Укладывая свои инструменты в кожаный саквояж, профессор наконец разъяснил:
Сердце изношенное. Сказались тяжелое ранение и контузия на войне, но в результате упражнений с гантелями чудовищно развитая сердечная мышца стала, по выражению профессора как бы крепостной стеной, ограждающей усталое и больное сердце от казацких набегов жизни.
– Теперь я верю, что вы и в самом деле первый каменщик в государстве! Возвести этакую стеночку!
Он окрестил Ермакова фанатиком утренней зарядки, заметив с грустной улыбкой, что в его практике это первый случай фанатизма, который принес пользу.
– Впрочем, - поспешил добавить он, продевая руки в поданную Ермаковым шубу, - крепостные стены в наш век не защита. И советую вам помнить об этом.
– Э!
– Ермаков нетерпеливо потянул его под руку к машине, чтоб тот не успел впасть в свой прежний, могильный тон.
– Коль суждено, лучше грохнуться скалой, чем рассыпаться трухой.
Ермаков умчался б из санатория немедля, если бы его одежда не оказалась запертой в кладовке. Выпросил казенные валенки. Умолил врача подпустить его к телефону, набрал номер Инякина, но, увидев в дверях врачебного кабинета Огнежку, бросил трубку.
– На прогулку, Огнежка, на прогулку!
Огнежка шла впереди Ермакова по лесной опушке. Тропинка, наполовину занесенная снегом, присыпанная хвоей, вела к сосновому бору, который синел за озерами.
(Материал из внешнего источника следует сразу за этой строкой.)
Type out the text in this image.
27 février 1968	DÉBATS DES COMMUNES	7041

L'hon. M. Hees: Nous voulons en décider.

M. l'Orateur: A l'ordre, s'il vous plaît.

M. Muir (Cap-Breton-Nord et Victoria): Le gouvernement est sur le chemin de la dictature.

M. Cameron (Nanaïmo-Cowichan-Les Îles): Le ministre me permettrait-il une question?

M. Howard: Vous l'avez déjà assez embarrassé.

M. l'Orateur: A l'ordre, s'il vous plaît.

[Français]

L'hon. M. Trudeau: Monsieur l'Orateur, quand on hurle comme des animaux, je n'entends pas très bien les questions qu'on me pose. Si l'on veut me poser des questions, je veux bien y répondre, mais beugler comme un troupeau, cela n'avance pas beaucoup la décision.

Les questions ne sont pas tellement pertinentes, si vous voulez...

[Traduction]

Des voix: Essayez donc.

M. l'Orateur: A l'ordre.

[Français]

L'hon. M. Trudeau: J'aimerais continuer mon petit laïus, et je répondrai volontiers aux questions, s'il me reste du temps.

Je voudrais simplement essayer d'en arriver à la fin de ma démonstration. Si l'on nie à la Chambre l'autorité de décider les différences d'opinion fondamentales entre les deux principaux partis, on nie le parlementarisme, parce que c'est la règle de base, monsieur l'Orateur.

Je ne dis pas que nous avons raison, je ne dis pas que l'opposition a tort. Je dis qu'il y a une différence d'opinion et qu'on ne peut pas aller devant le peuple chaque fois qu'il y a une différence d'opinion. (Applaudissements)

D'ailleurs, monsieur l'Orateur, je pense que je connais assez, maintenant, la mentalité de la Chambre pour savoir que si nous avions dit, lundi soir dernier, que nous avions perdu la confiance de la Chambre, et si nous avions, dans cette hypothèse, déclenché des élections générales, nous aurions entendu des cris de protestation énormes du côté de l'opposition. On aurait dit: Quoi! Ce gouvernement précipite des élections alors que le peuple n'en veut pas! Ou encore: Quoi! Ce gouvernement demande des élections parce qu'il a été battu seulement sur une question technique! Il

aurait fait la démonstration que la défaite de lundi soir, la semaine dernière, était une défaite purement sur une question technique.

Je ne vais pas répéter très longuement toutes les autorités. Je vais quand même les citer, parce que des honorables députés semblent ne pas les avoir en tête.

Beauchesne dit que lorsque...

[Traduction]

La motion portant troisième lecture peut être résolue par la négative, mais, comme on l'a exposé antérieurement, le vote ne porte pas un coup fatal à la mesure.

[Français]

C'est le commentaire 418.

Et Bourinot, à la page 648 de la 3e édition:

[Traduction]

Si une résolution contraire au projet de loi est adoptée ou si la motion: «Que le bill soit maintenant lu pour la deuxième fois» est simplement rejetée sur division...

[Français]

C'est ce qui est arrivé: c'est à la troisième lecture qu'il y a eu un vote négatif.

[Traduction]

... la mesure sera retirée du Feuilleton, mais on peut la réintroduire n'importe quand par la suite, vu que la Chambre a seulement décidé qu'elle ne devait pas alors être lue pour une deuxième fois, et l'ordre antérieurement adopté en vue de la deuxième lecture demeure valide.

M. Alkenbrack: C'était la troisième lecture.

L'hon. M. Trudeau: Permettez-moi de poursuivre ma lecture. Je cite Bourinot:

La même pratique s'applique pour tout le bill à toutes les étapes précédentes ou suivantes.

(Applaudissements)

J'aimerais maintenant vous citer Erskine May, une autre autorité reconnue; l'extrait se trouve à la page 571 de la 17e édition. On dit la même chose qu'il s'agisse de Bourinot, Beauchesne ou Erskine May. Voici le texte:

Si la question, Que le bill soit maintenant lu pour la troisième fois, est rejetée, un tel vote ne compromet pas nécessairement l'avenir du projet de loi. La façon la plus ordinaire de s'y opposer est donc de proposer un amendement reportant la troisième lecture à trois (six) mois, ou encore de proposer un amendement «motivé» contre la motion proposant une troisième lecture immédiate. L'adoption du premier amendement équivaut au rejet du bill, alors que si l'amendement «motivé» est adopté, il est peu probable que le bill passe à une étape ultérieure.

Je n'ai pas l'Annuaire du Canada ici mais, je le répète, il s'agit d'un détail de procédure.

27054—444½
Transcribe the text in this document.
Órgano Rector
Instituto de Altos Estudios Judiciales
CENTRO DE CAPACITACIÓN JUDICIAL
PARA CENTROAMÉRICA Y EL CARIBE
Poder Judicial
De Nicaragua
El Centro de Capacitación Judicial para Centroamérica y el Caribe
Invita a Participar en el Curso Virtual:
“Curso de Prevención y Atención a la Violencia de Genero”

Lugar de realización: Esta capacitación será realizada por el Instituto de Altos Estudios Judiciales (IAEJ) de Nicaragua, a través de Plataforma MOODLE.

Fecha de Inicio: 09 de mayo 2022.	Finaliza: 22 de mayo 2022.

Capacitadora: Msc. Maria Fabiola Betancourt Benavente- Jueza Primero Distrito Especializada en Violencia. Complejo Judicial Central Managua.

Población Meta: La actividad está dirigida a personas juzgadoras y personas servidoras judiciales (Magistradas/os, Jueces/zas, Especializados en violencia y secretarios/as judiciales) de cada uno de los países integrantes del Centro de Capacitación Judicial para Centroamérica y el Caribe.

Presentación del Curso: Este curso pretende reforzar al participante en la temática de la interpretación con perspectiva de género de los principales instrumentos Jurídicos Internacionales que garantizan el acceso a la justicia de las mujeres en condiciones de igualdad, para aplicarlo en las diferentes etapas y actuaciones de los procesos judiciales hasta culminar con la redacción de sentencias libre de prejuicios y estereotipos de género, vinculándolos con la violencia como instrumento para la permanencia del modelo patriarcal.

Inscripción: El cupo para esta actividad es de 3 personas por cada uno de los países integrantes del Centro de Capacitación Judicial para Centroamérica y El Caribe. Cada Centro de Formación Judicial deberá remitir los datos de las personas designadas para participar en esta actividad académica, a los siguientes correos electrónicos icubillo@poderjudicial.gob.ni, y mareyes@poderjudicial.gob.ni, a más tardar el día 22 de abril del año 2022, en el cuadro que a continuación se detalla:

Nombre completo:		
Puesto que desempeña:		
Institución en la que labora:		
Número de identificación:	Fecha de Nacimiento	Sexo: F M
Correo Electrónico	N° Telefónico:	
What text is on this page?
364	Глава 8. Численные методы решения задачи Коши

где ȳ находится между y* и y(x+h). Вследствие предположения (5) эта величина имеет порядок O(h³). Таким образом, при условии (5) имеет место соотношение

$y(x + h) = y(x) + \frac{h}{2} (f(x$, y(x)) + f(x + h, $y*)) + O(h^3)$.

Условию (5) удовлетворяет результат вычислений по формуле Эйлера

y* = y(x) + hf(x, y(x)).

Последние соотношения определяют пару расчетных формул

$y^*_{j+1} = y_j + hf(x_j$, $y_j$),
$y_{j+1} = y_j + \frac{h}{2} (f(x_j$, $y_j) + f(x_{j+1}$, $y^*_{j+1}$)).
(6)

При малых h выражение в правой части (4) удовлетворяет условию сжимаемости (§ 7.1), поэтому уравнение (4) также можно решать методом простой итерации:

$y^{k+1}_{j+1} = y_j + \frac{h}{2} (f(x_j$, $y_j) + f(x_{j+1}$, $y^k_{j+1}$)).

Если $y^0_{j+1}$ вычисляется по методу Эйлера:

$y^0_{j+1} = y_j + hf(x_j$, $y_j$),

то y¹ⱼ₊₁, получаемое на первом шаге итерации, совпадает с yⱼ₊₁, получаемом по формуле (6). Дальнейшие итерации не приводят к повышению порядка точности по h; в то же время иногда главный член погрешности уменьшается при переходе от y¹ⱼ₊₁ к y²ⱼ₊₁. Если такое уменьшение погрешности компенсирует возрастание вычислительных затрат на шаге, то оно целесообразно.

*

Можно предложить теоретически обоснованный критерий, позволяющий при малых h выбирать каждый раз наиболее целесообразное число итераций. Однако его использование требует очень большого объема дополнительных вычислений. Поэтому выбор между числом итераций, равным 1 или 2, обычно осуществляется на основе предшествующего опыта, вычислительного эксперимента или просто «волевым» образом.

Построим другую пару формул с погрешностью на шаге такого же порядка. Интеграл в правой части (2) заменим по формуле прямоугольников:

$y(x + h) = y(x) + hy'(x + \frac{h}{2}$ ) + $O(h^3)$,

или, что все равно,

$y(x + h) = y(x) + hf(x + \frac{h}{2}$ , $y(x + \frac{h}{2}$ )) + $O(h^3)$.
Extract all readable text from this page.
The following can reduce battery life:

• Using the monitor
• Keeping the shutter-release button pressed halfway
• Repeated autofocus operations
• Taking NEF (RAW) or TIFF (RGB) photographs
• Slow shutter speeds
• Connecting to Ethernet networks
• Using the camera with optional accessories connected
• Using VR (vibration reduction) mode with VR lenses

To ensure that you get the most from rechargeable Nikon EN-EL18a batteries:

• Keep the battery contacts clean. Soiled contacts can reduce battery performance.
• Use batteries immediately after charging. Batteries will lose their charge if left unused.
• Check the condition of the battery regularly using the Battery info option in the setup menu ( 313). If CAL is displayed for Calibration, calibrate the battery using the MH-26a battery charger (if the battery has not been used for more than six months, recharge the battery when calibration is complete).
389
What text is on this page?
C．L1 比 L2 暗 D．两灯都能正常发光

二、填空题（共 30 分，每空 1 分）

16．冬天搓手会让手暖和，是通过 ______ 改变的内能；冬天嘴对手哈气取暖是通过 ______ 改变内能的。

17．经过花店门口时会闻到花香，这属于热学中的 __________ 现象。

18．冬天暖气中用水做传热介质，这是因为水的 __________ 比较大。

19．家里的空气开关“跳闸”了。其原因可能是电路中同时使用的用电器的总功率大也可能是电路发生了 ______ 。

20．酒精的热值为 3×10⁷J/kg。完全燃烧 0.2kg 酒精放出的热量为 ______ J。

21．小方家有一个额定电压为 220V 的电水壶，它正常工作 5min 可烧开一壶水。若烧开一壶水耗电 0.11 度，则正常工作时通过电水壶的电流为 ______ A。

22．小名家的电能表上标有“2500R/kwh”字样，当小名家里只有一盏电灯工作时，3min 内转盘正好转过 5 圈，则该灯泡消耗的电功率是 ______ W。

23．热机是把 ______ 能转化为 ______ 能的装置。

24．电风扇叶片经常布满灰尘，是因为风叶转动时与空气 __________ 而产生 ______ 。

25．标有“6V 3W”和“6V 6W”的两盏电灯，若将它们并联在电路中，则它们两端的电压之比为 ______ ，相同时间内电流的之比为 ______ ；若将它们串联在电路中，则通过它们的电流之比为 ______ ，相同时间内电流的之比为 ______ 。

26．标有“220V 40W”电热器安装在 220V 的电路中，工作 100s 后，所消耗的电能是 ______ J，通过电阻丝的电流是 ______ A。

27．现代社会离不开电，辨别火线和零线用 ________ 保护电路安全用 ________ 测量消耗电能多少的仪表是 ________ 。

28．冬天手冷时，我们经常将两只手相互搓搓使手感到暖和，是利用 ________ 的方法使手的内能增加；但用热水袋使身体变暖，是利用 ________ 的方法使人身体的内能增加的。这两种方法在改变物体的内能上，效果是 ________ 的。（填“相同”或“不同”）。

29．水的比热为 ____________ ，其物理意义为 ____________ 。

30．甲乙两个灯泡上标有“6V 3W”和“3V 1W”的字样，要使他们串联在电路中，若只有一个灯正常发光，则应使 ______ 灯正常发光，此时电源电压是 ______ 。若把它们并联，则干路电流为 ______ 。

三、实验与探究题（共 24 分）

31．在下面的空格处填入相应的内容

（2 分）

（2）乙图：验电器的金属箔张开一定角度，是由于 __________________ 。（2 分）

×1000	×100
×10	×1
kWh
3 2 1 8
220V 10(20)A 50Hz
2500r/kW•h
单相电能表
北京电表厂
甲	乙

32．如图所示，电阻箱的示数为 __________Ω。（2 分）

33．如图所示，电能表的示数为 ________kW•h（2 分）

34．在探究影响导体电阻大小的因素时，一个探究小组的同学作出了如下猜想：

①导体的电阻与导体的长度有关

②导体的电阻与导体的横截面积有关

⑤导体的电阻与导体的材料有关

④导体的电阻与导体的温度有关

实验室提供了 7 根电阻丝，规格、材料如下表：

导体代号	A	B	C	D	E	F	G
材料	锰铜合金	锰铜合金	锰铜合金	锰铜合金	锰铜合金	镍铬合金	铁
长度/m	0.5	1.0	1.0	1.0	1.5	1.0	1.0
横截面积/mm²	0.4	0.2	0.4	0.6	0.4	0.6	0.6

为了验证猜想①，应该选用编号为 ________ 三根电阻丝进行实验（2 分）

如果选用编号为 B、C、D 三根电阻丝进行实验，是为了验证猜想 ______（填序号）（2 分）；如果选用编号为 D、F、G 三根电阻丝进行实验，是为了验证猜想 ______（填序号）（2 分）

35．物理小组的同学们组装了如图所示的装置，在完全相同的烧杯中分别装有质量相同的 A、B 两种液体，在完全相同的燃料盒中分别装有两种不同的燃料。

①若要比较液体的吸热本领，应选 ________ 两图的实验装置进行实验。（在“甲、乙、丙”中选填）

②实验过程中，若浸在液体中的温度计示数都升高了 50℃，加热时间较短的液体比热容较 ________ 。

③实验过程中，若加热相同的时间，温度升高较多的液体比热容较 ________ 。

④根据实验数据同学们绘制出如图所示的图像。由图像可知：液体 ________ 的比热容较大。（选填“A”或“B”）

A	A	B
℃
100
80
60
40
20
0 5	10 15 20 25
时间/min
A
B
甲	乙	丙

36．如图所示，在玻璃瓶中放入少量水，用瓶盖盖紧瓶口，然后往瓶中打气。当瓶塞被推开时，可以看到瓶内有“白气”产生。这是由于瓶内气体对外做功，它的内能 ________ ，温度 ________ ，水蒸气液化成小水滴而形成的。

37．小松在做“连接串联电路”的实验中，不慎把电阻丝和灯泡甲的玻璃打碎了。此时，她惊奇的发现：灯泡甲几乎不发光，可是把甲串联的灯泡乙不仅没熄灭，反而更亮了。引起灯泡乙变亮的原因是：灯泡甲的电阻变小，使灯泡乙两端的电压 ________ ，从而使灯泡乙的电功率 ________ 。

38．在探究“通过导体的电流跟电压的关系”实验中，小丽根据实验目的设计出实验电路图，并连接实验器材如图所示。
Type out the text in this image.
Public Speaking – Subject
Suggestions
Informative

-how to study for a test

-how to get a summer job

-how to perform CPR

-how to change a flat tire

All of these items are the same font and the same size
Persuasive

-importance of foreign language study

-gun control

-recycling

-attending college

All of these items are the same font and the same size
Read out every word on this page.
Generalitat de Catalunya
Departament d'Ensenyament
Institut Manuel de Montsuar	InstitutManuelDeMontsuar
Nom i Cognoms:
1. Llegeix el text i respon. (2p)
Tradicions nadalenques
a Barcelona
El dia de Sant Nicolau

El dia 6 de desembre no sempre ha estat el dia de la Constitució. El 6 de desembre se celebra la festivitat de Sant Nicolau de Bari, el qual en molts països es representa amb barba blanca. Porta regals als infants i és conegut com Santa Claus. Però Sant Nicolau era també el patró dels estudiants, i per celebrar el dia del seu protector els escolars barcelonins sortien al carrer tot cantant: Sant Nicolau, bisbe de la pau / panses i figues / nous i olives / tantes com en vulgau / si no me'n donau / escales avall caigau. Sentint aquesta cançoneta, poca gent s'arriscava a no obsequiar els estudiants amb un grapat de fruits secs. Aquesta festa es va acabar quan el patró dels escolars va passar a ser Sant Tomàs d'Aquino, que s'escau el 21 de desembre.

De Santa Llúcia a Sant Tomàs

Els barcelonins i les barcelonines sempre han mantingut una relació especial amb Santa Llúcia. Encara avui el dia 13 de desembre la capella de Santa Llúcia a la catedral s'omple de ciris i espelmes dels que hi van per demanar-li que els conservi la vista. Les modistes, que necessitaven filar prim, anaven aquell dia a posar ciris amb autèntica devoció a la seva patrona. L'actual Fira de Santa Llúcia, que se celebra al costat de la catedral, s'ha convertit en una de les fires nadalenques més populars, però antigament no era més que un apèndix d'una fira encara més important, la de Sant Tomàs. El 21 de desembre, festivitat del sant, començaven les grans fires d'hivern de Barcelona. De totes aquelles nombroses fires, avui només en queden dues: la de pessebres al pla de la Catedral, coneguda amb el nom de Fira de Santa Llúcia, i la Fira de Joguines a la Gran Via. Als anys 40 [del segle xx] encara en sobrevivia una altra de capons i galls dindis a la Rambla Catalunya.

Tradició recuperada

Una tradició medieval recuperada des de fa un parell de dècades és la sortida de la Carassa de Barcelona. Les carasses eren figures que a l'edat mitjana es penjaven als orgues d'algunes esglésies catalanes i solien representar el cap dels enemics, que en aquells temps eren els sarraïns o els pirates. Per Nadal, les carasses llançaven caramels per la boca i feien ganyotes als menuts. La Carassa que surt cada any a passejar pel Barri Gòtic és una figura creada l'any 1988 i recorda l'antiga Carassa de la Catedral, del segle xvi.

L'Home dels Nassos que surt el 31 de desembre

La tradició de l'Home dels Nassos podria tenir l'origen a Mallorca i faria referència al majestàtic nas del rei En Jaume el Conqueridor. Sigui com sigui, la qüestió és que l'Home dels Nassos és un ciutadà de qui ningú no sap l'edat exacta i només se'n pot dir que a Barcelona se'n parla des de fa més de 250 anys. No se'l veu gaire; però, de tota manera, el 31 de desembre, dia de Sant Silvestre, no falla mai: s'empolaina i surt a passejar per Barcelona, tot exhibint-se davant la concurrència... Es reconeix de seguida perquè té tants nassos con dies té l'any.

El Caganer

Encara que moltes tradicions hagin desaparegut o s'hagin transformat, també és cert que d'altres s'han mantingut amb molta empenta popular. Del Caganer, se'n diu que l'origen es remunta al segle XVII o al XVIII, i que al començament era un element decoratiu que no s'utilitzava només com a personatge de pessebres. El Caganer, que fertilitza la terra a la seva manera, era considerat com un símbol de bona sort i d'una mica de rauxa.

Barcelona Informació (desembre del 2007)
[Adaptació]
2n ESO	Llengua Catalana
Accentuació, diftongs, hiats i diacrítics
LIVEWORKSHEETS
Навстречу проносились лыжники в ярких цветных свитерах, спешившие вернуться дотемна. Один из них, с обледенелыми бровями, крикнул Огнежке весело:
– Э -эй, красная шапочка! Куда ты в лес с серым волком?
Бодряще пахнуло морозцем. Стало светлее, праздничнее: словно кто-то взял огромную малярную кисть и брызнул солнечной охрой на придавленный снегом сосняк.